When it comes to Nelnet’s use of a line of credit, Kruger points out, “The company has typically been relatively low on debt, and that has served us well over the years. There are occasionally times when you buy something or several opportunities come along at the same time and maybe you use your line of credit. But by and large, we’ve tried not to have a whole lot of debt outstanding on our line of credit.”
Kruger describes how using debt wisely has created opportunities for Nelnet.
We try to run the company with low leverage outside of assets, and we’ve able to use the recurring cash flow coming off these portfolios to fund other things such as starting a bank, starting renewable energy.
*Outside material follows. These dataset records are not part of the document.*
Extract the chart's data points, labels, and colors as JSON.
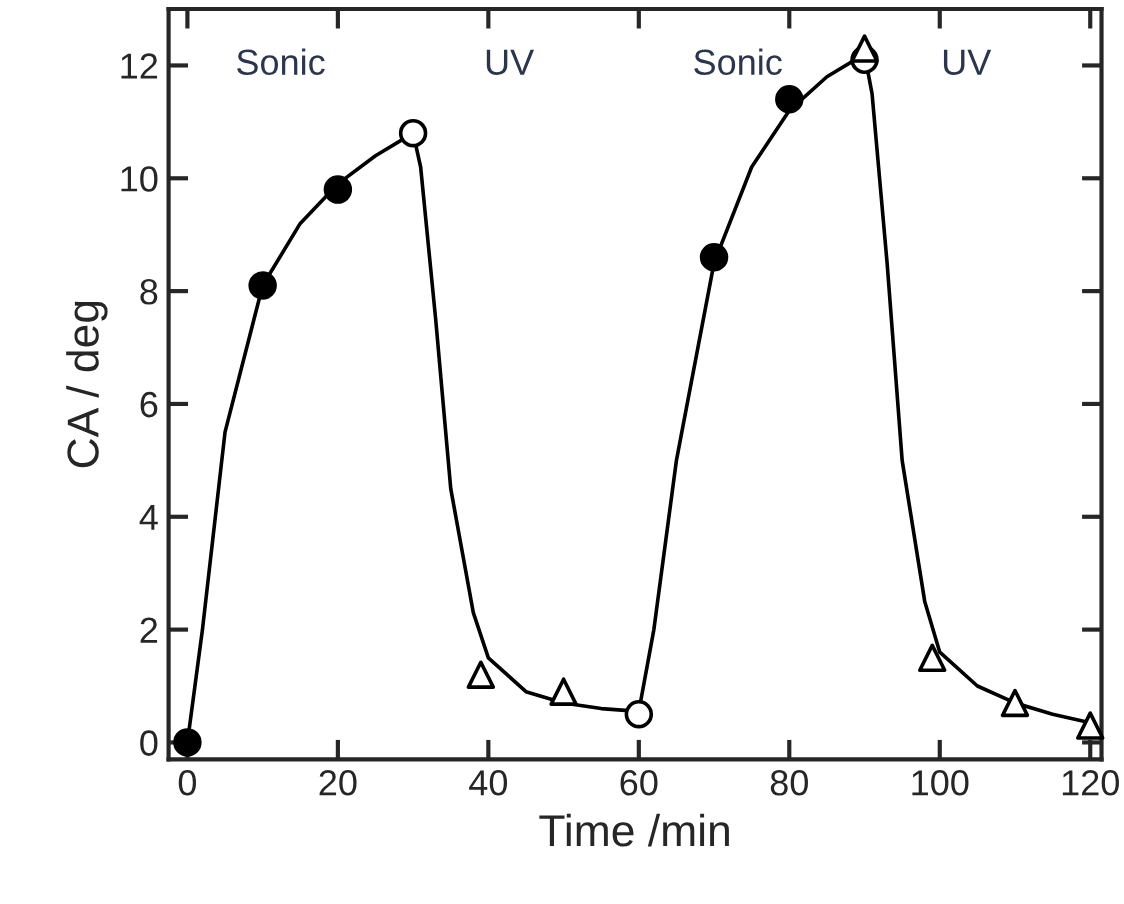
{
  "chart_data": {
    "type": "scatter",
    "xlabel": "Time /min",
    "ylabel": "CA / deg",
    "xlim": [
      -2.5,
      121.5
    ],
    "ylim": [
      -0.3,
      13
    ],
    "xticks": [
      0,
      20,
      40,
      60,
      80,
      100,
      120
    ],
    "yticks": [
      0,
      2,
      4,
      6,
      8,
      10,
      12
    ],
    "grid": false,
    "legend": false,
    "series": [
      {
        "type": "line",
        "color": "#000000",
        "marker": "none",
        "x": [
          0,
          2,
          5,
          10,
          15,
          20,
          25,
          30,
          31,
          33,
          35,
          38,
          40,
          45,
          50,
          55,
          60,
          62,
          65,
          70,
          75,
          80,
          85,
          90,
          91,
          93,
          95,
          98,
          100,
          105,
          110,
          115,
          120
        ],
        "values": [
          0,
          2,
          5.5,
          8.1,
          9.2,
          9.9,
          10.4,
          10.8,
          10.2,
          7.5,
          4.5,
          2.3,
          1.5,
          0.9,
          0.7,
          0.6,
          0.55,
          2,
          5,
          8.5,
          10.2,
          11.2,
          11.8,
          12.2,
          11.5,
          8.5,
          5,
          2.5,
          1.6,
          1.0,
          0.7,
          0.5,
          0.35
        ]
      },
      {
        "color": "#000000",
        "marker": "circle",
        "x": [
          0,
          10,
          20,
          70,
          80
        ],
        "values": [
          0,
          8.1,
          9.8,
          8.6,
          11.4
        ]
      },
      {
        "color": "#ffffff",
        "marker": "circle",
        "x": [
          30,
          60,
          90
        ],
        "values": [
          10.8,
          0.5,
          12.1
        ]
      },
      {
        "color": "#ffffff",
        "marker": "triangle",
        "x": [
          39,
          50,
          90,
          99,
          110,
          120
        ],
        "values": [
          1.2,
          0.9,
          12.3,
          1.5,
          0.7,
          0.3
        ]
      }
    ],
    "annotations": [
      "Sonic",
      "UV",
      "Sonic",
      "UV"
    ]
  }
}
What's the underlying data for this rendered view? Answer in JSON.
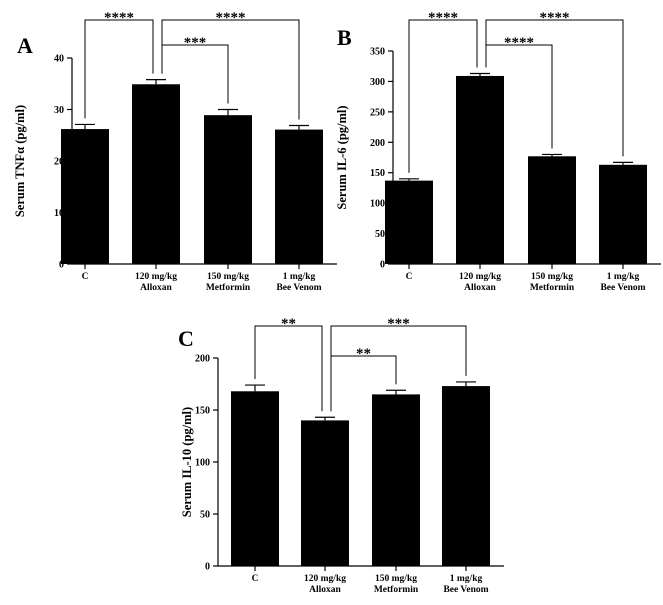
{
  "chart_data": [
    {
      "type": "bar",
      "panel": "A",
      "ylabel": "Serum TNFα (pg/ml)",
      "ylim": [
        0,
        40
      ],
      "yticks": [
        0,
        10,
        20,
        30,
        40
      ],
      "categories": [
        [
          "C"
        ],
        [
          "120 mg/kg",
          "Alloxan"
        ],
        [
          "150 mg/kg",
          "Metformin"
        ],
        [
          "1 mg/kg",
          "Bee Venom"
        ]
      ],
      "values": [
        26.2,
        34.9,
        28.9,
        26.1
      ],
      "errors": [
        0.9,
        0.9,
        1.1,
        0.8
      ],
      "bar_color": "#000000",
      "significance": [
        {
          "from": 0,
          "to": 1,
          "label": "****"
        },
        {
          "from": 1,
          "to": 2,
          "label": "***"
        },
        {
          "from": 1,
          "to": 3,
          "label": "****"
        }
      ]
    },
    {
      "type": "bar",
      "panel": "B",
      "ylabel": "Serum IL-6 (pg/ml)",
      "ylim": [
        0,
        350
      ],
      "yticks": [
        0,
        50,
        100,
        150,
        200,
        250,
        300,
        350
      ],
      "categories": [
        [
          "C"
        ],
        [
          "120 mg/kg",
          "Alloxan"
        ],
        [
          "150 mg/kg",
          "Metformin"
        ],
        [
          "1 mg/kg",
          "Bee Venom"
        ]
      ],
      "values": [
        137,
        309,
        177,
        163
      ],
      "errors": [
        3,
        4,
        3,
        4
      ],
      "bar_color": "#000000",
      "significance": [
        {
          "from": 0,
          "to": 1,
          "label": "****"
        },
        {
          "from": 1,
          "to": 2,
          "label": "****"
        },
        {
          "from": 1,
          "to": 3,
          "label": "****"
        }
      ]
    },
    {
      "type": "bar",
      "panel": "C",
      "ylabel": "Serum IL-10 (pg/ml)",
      "ylim": [
        0,
        200
      ],
      "yticks": [
        0,
        50,
        100,
        150,
        200
      ],
      "categories": [
        [
          "C"
        ],
        [
          "120 mg/kg",
          "Alloxan"
        ],
        [
          "150 mg/kg",
          "Metformin"
        ],
        [
          "1 mg/kg",
          "Bee Venom"
        ]
      ],
      "values": [
        168,
        140,
        165,
        173
      ],
      "errors": [
        6,
        3,
        4,
        4
      ],
      "bar_color": "#000000",
      "significance": [
        {
          "from": 0,
          "to": 1,
          "label": "**"
        },
        {
          "from": 1,
          "to": 2,
          "label": "**"
        },
        {
          "from": 1,
          "to": 3,
          "label": "***"
        }
      ]
    }
  ]
}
As Kruger explains, “This is all possible because we use leverage when it makes sense, but we try not to leverage the business to the point where we get out over our skis.”
Conclusion
According to Mike Dunlap, “Our philosophy has allowed us to stay true to our original priority of serving customers, associates, communities, and shareholders while we diversify as a business. While other companies come and go in many of the business segments we operate in, we thrive and excel. Plus, we’ve diversified into new areas like opening a bank, investing in and developing renewable energy, and more through our drive to innovate.”
While Nelnet’s investment philosophy uses ideas that aren’t unique, it does align the organization’s core values with investment and business strategy to create authentic value for customers, associates, and shareholders—and that is unique among publicly held companies. Call it DNA, a smart investment philosophy, or whatever else you will: it reads as genuine Nelnet. For Nelnet and its stakeholders, this first 40-plus years seems just the start of DNA-predicted long-term growth and success.